What happens in general is, when a manager encounters a specific situation involving a person, he starts labelling that person as with specific character. When the same person is involved in a different situation, the manager starts seeing the person with the label already attached. Then the new situation becomes a different composition and any effort from you to resolve any issue will be in vein.

To make it more clear, for example, if in a specific situation, your team member didn’t turn up as required by you to handle a crisis and if you happen to label the person as irresponsible. There is a fair chance that you start avoiding him/her from your list of dependable resources. Next time when there is a crisis, you naturally tend to avoid the person and in that process he/she loses his confidence and in turn becomes a candidate for attrition. It will be even more worrying when u later realize that he/she didn’t turn up in the first instance due to some personal problem at his/her end. You will end up losing a precious resource even without an attempt to set things right.

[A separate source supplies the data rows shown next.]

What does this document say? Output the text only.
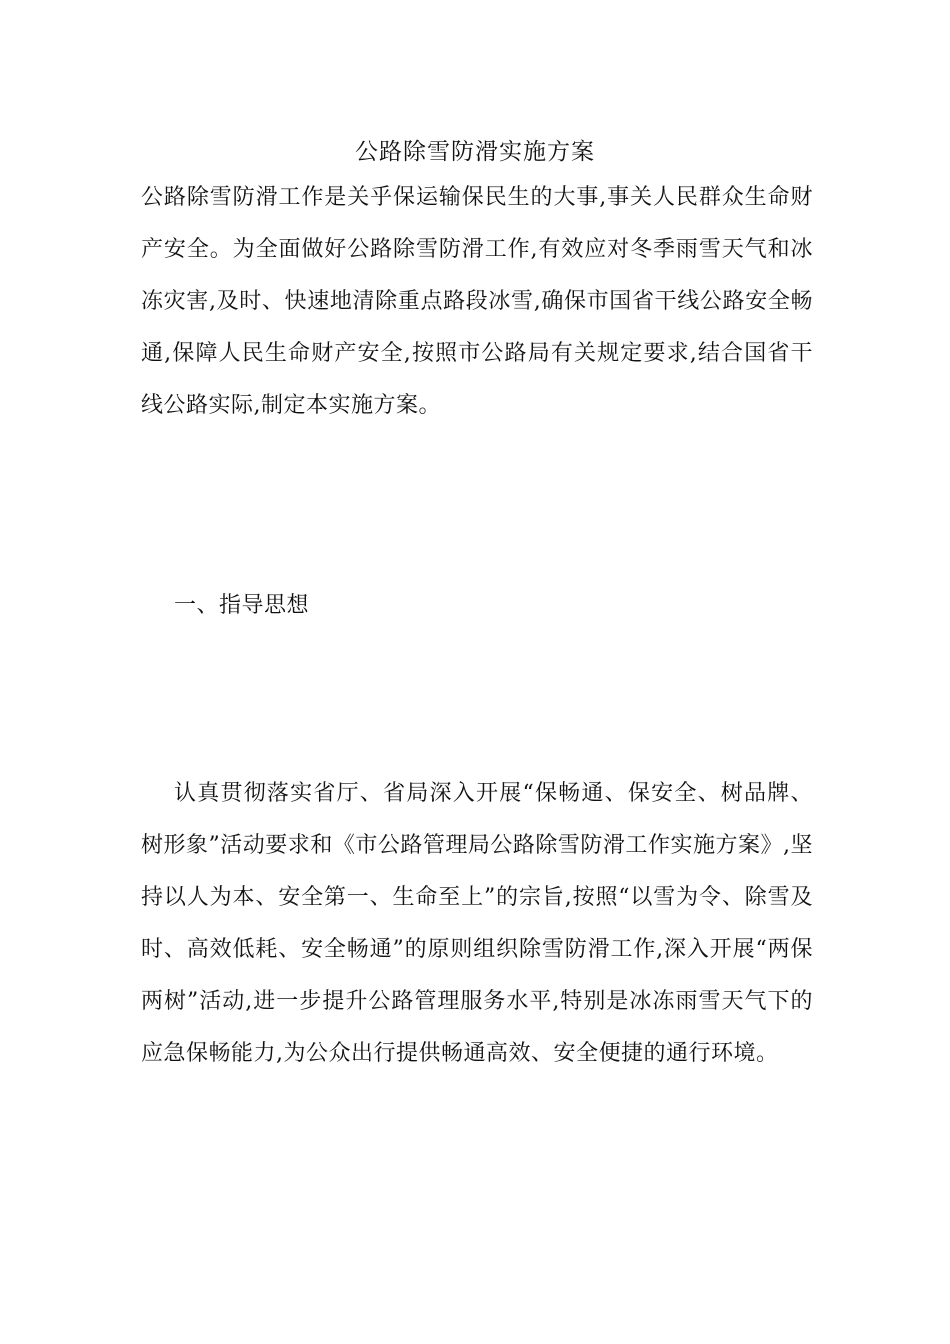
公路除雪防滑实施方案
公路除雪防滑工作是关乎保运输保民生的大事,事关人民群众生命财产安全。为全面做好公路除雪防滑工作,有效应对冬季雨雪天气和冰冻灾害,及时、快速地清除重点路段冰雪,确保市国省干线公路安全畅通,保障人民生命财产安全,按照市公路局有关规定要求,结合国省干线公路实际,制定本实施方案。
一、指导思想
认真贯彻落实省厅、省局深入开展“保畅通、保安全、树品牌、树形象”活动要求和《市公路管理局公路除雪防滑工作实施方案》,坚持以人为本、安全第一、生命至上”的宗旨,按照“以雪为令、除雪及时、高效低耗、安全畅通”的原则组织除雪防滑工作,深入开展“两保两树”活动,进一步提升公路管理服务水平,特别是冰冻雨雪天气下的应急保畅能力,为公众出行提供畅通高效、安全便捷的通行环境。
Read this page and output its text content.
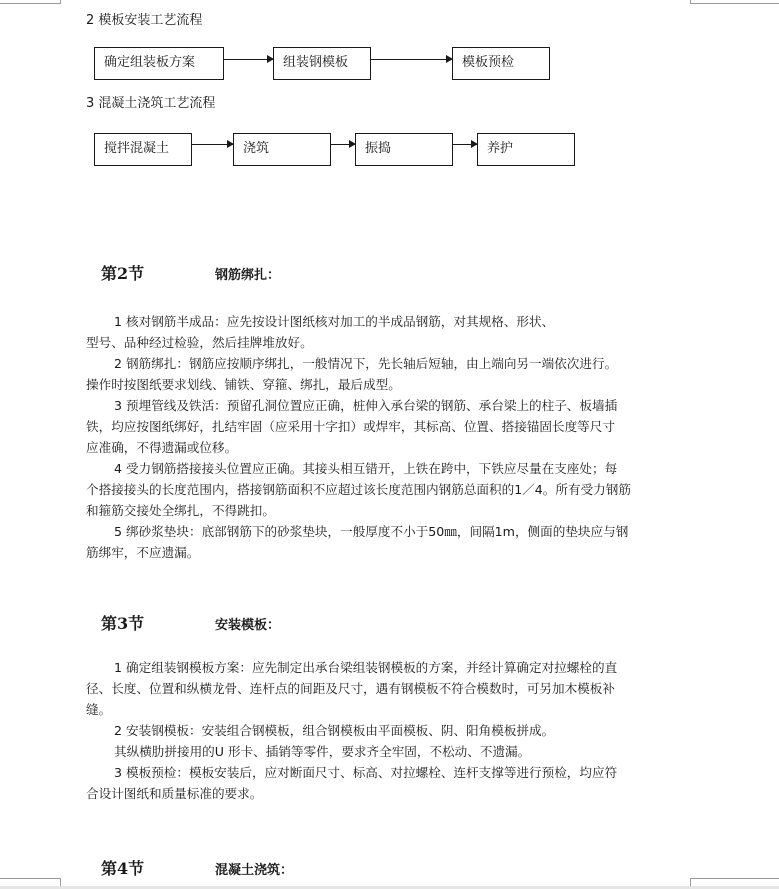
2 模板安装工艺流程
确定组装板方案	组装钢模板	模板预检
3 混凝土浇筑工艺流程
搅拌混凝土	浇筑	振捣	养护
第2节	钢筋绑扎：

1 核对钢筋半成品：应先按设计图纸核对加工的半成品钢筋，对其规格、形状、

型号、品种经过检验，然后挂牌堆放好。

2 钢筋绑扎：钢筋应按顺序绑扎，一般情况下，先长轴后短轴，由上端向另一端依次进行。

操作时按图纸要求划线、铺铁、穿箍、绑扎，最后成型。

3 预埋管线及铁活：预留孔洞位置应正确，桩伸入承台梁的钢筋、承台梁上的柱子、板墙插

铁，均应按图纸绑好，扎结牢固（应采用十字扣）或焊牢，其标高、位置、搭接锚固长度等尺寸

应准确，不得遗漏或位移。

4 受力钢筋搭接接头位置应正确。其接头相互错开，上铁在跨中，下铁应尽量在支座处；每

个搭接接头的长度范围内，搭接钢筋面积不应超过该长度范围内钢筋总面积的1／4。所有受力钢筋

和箍筋交接处全绑扎，不得跳扣。

5 绑砂浆垫块：底部钢筋下的砂浆垫块，一般厚度不小于50㎜，间隔1m，侧面的垫块应与钢

筋绑牢，不应遗漏。

第3节	安装模板：

1 确定组装钢模板方案：应先制定出承台梁组装钢模板的方案，并经计算确定对拉螺栓的直

径、长度、位置和纵横龙骨、连杆点的间距及尺寸，遇有钢模板不符合模数时，可另加木模板补

缝。

2 安装钢模板：安装组合钢模板，组合钢模板由平面模板、阴、阳角模板拼成。

其纵横肋拼接用的U 形卡、插销等零件，要求齐全牢固，不松动、不遗漏。

3 模板预检：模板安装后，应对断面尺寸、标高、对拉螺栓、连杆支撑等进行预检，均应符

合设计图纸和质量标准的要求。

第4节	混凝土浇筑：
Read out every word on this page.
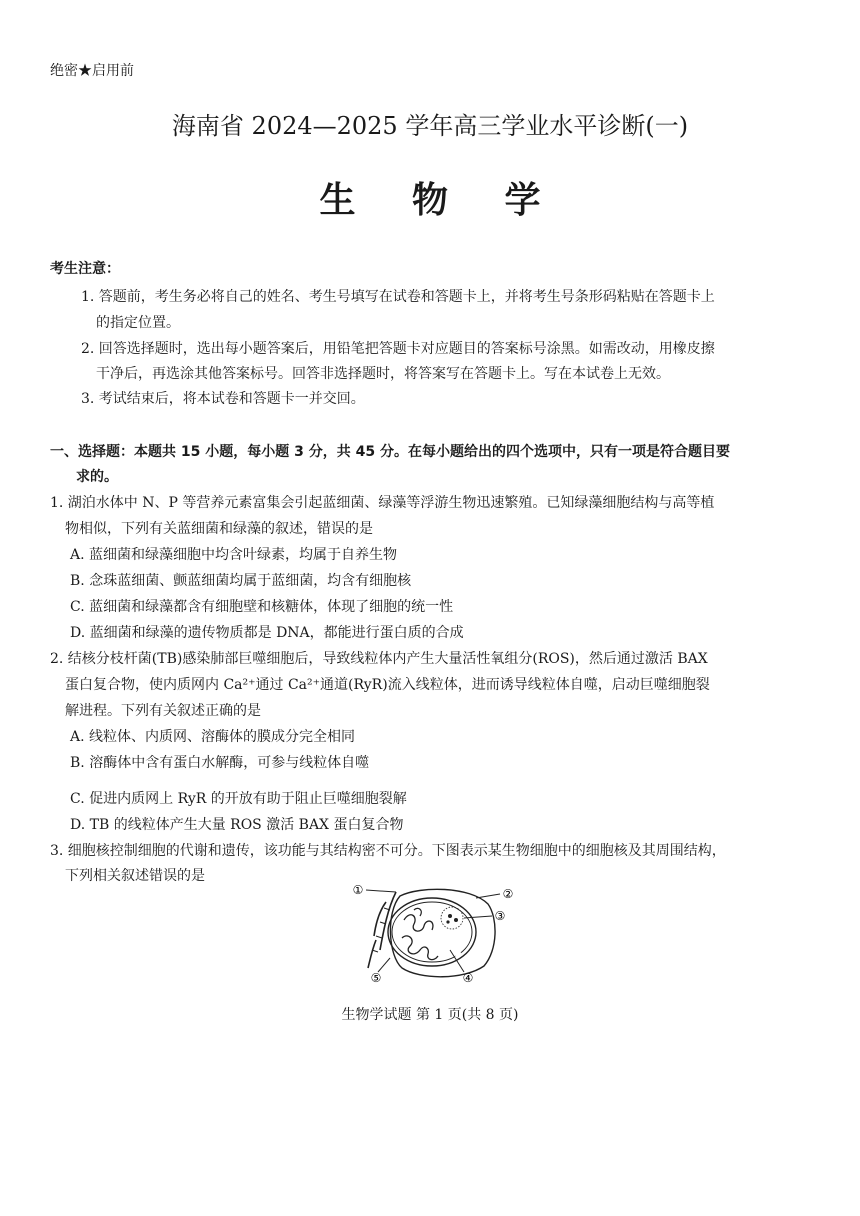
绝密★启用前
海南省 2024—2025 学年高三学业水平诊断(一)
生 物 学
考生注意：
1. 答题前，考生务必将自己的姓名、考生号填写在试卷和答题卡上，并将考生号条形码粘贴在答题卡上
的指定位置。
2. 回答选择题时，选出每小题答案后，用铅笔把答题卡对应题目的答案标号涂黑。如需改动，用橡皮擦
干净后，再选涂其他答案标号。回答非选择题时，将答案写在答题卡上。写在本试卷上无效。
3. 考试结束后，将本试卷和答题卡一并交回。
一、选择题：本题共 15 小题，每小题 3 分，共 45 分。在每小题给出的四个选项中，只有一项是符合题目要
求的。
1. 湖泊水体中 N、P 等营养元素富集会引起蓝细菌、绿藻等浮游生物迅速繁殖。已知绿藻细胞结构与高等植
物相似，下列有关蓝细菌和绿藻的叙述，错误的是
A. 蓝细菌和绿藻细胞中均含叶绿素，均属于自养生物
B. 念珠蓝细菌、颤蓝细菌均属于蓝细菌，均含有细胞核
C. 蓝细菌和绿藻都含有细胞壁和核糖体，体现了细胞的统一性
D. 蓝细菌和绿藻的遗传物质都是 DNA，都能进行蛋白质的合成
2. 结核分枝杆菌(TB)感染肺部巨噬细胞后，导致线粒体内产生大量活性氧组分(ROS)，然后通过激活 BAX
蛋白复合物，使内质网内 Ca²⁺通过 Ca²⁺通道(RyR)流入线粒体，进而诱导线粒体自噬，启动巨噬细胞裂
解进程。下列有关叙述正确的是
A. 线粒体、内质网、溶酶体的膜成分完全相同
B. 溶酶体中含有蛋白水解酶，可参与线粒体自噬
C. 促进内质网上 RyR 的开放有助于阻止巨噬细胞裂解
D. TB 的线粒体产生大量 ROS 激活 BAX 蛋白复合物
3. 细胞核控制细胞的代谢和遗传，该功能与其结构密不可分。下图表示某生物细胞中的细胞核及其周围结构，
下列相关叙述错误的是
①	②
③
④
⑤
生物学试题 第 1 页(共 8 页)
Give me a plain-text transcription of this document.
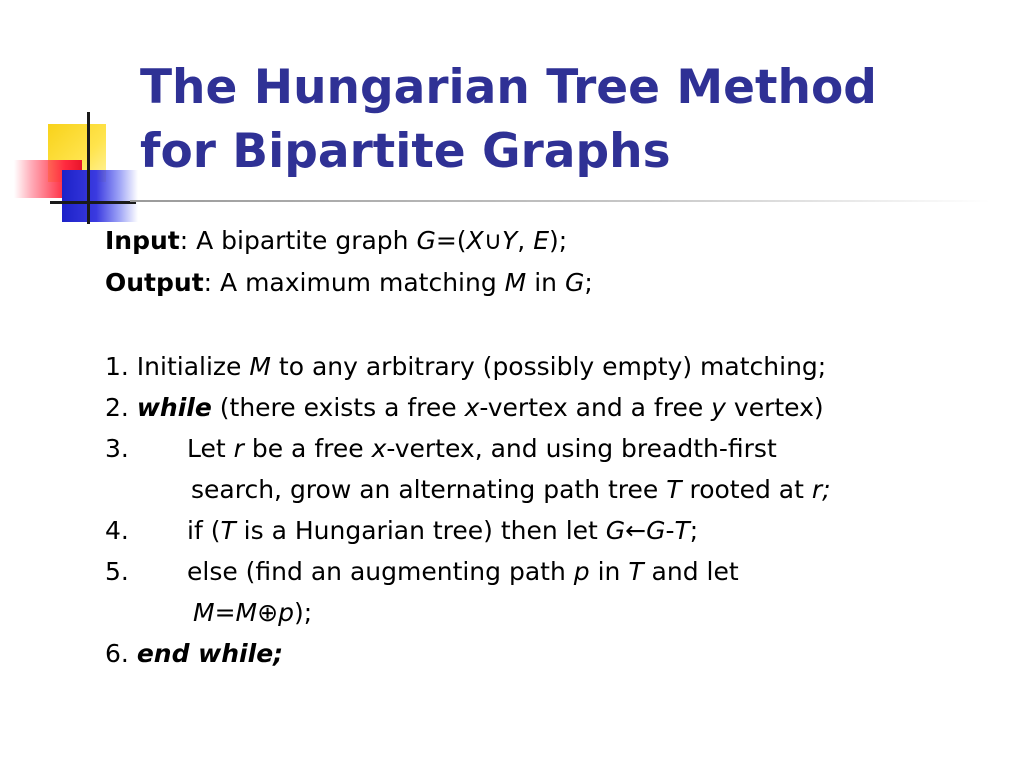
The Hungarian Tree Method
for Bipartite Graphs
Input: A bipartite graph G=(X∪Y, E);
Output: A maximum matching M in G;
1. Initialize M to any arbitrary (possibly empty) matching;
2. while (there exists a free x-vertex and a free y vertex)
3. Let r be a free x-vertex, and using breadth-first
search, grow an alternating path tree T rooted at r;
4. if (T is a Hungarian tree) then let G←G-T;
5. else (find an augmenting path p in T and let
M=M⊕p);
6. end while;
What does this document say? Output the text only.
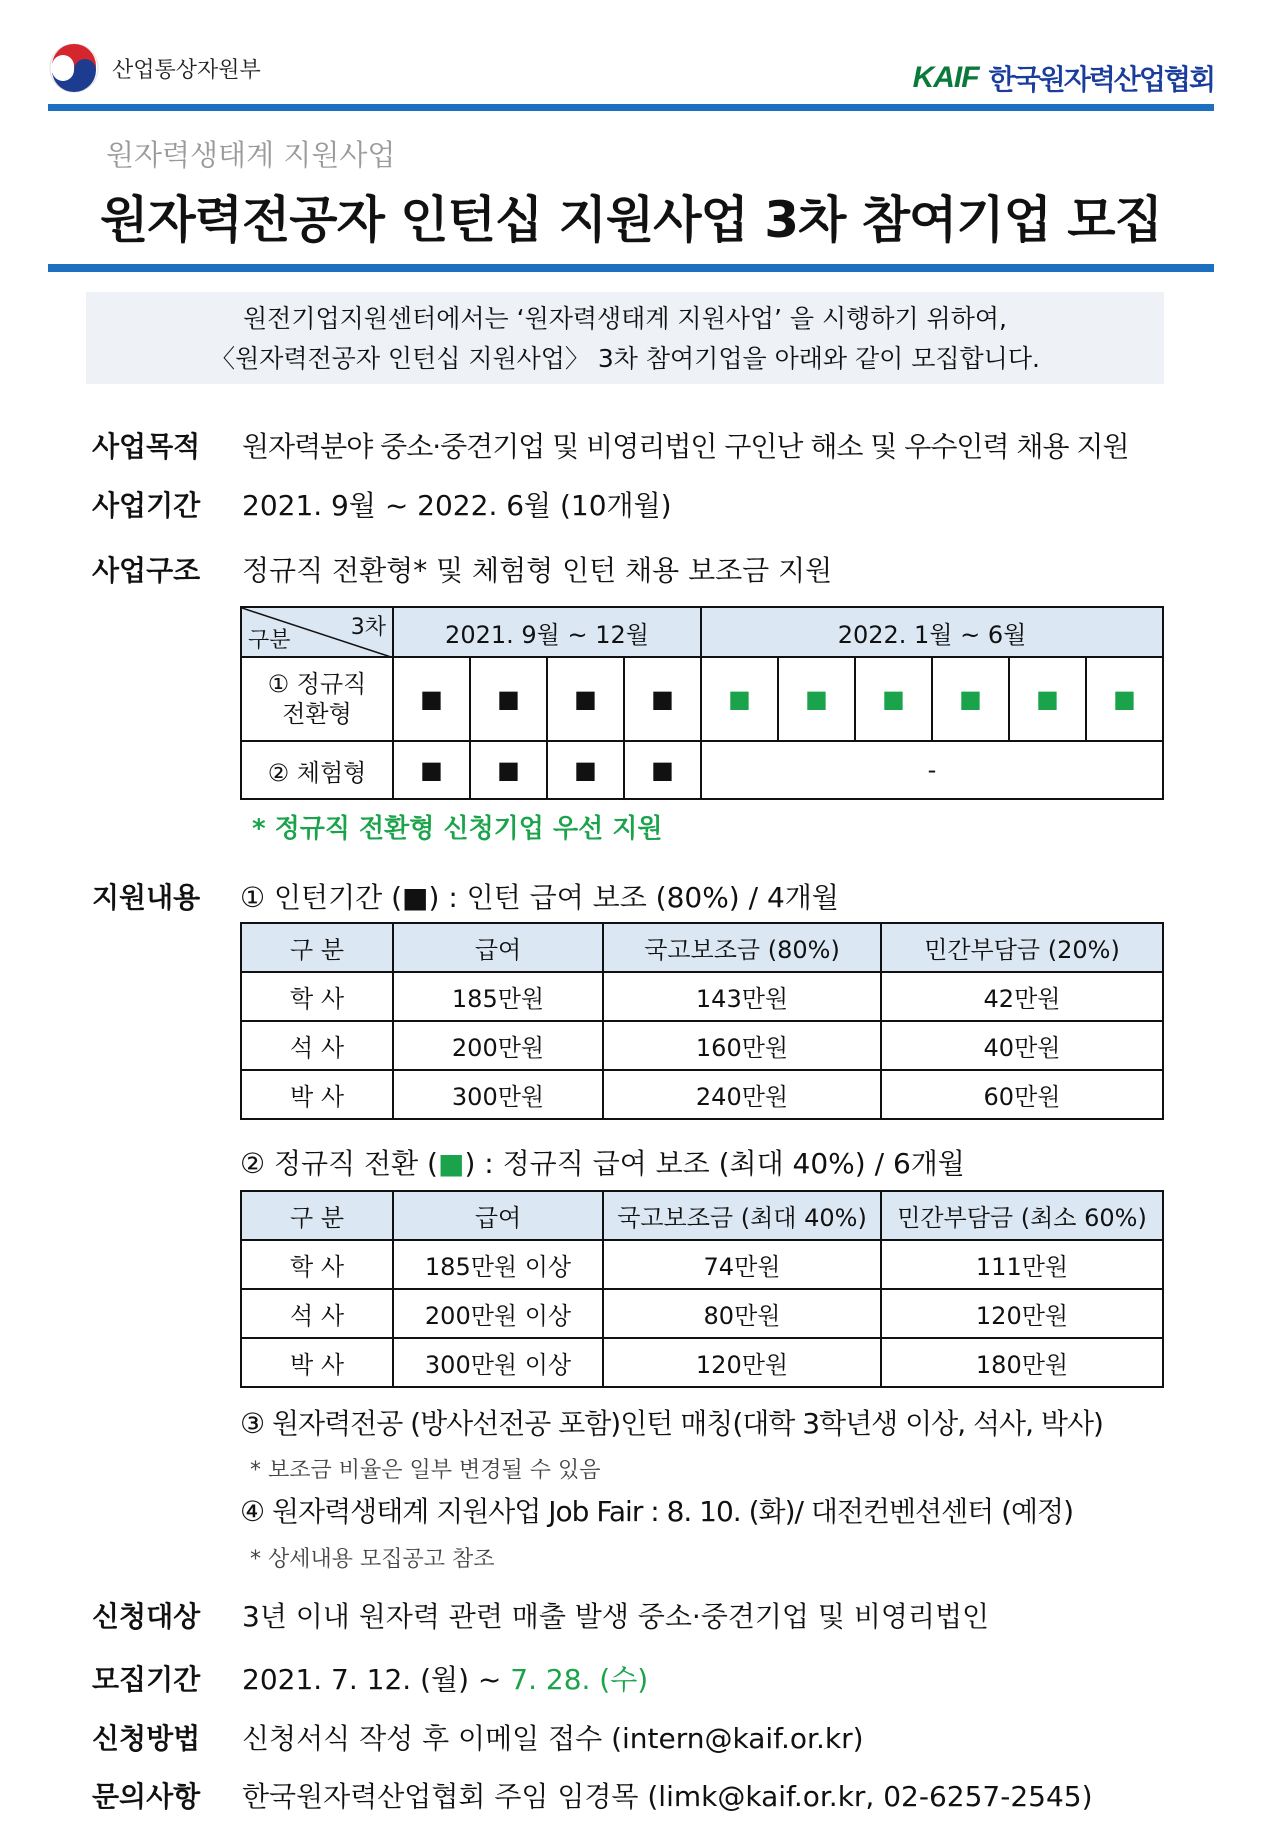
산업통상자원부	KAIF 한국원자력산업협회
원자력생태계 지원사업
원자력전공자 인턴십 지원사업 3차 참여기업 모집
원전기업지원센터에서는 ‘원자력생태계 지원사업’ 을 시행하기 위하여,
〈원자력전공자 인턴십 지원사업〉 3차 참여기업을 아래와 같이 모집합니다.
사업목적	원자력분야 중소·중견기업 및 비영리법인 구인난 해소 및 우수인력 채용 지원
사업기간	2021. 9월 ~ 2022. 6월 (10개월)
사업구조	정규직 전환형* 및 체험형 인턴 채용 보조금 지원
3차
구분	2021. 9월 ~ 12월				2022. 1월 ~ 6월					

① 정규직
전환형	■	■	■	■	■	■	■	■	■	■
② 체험형	■	■	■	■	-					
* 정규직 전환형 신청기업 우선 지원
지원내용	① 인턴기간 (■) : 인턴 급여 보조 (80%) / 4개월
구 분	급여	국고보조금 (80%)	민간부담금 (20%)
학 사	185만원	143만원	42만원
석 사	200만원	160만원	40만원
박 사	300만원	240만원	60만원
② 정규직 전환 (■) : 정규직 급여 보조 (최대 40%) / 6개월
구 분	급여	국고보조금 (최대 40%)	민간부담금 (최소 60%)
학 사	185만원 이상	74만원	111만원
석 사	200만원 이상	80만원	120만원
박 사	300만원 이상	120만원	180만원
③ 원자력전공 (방사선전공 포함)인턴 매칭(대학 3학년생 이상, 석사, 박사)
* 보조금 비율은 일부 변경될 수 있음
④ 원자력생태계 지원사업 Job Fair : 8. 10. (화)/ 대전컨벤션센터 (예정)
* 상세내용 모집공고 참조
신청대상	3년 이내 원자력 관련 매출 발생 중소·중견기업 및 비영리법인
모집기간	2021. 7. 12. (월) ~ 7. 28. (수)
신청방법	신청서식 작성 후 이메일 접수 (intern@kaif.or.kr)
문의사항	한국원자력산업협회 주임 임경목 (limk@kaif.or.kr, 02-6257-2545)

Every team member in your team is equally valuable and there is different level of patience you need to build to mentor and bring them up on curve. You might be lucky with few resources who is productive from day one, but a team composition naturally will have mediocre and nonperformers as well. A manager is successful only when he knows how to evoke the best productivity in all cadres of the team.

Coming back to our topic, how to ensure u see different situations differently? You can try out the following technique.

When you encounter a situation, try to understand what caused the employee to not perform as required. There could be 2 major reasons
1.       He had some personal problem due to which his attention on the issue resolution was less
2.       He genuinely didn’t have the confidence or capability to take up the issue and resolve it.

In both case, you as a manager have a big role to play – the role of a counsellor (1st case) or a mentor (second case).
·         If the team member has personal issues, first you need to address that. Because, without addressing one’s personal problem you will not get the productivity that you require. In some cases, you might not be able to help beyond a limit the problem is personal in nature. But at least you can hear him out and give the comfort that you as a manager genuinely feel about his issues and is ready to support him. And definitely, do these with all your heart.
·         If the team member didn’t have the confidence or capability, then again it becomes you owners to help him build both. For that you need to realize, mentoring takes time and involves changing perception and attitude of the team member. Each team member needs uniquely designed mentoring exercise and as manager, it is your responsibility to drive it.

Thus, If you don’t take up issues separately and see people confined to that specific situation and issue, you are bound to mix up situations and mess up things at your end.

It boils down to the age old teaching that, nothing remains permanent – situation, people, their perception and their thought processes keep changing. With change being in evitable, its high time you too become dynamic and flexible. Keep changing your outlook adapting to new situation.

A non-performer today can be tomorrow’s performer and vice versa. Never underestimate your team. Have faith in them and do the best for them. Its like planting a tree and carefully nourishing it till it become a big self reliant tree.

Patience and perceverance are good virtues to posses at this stage.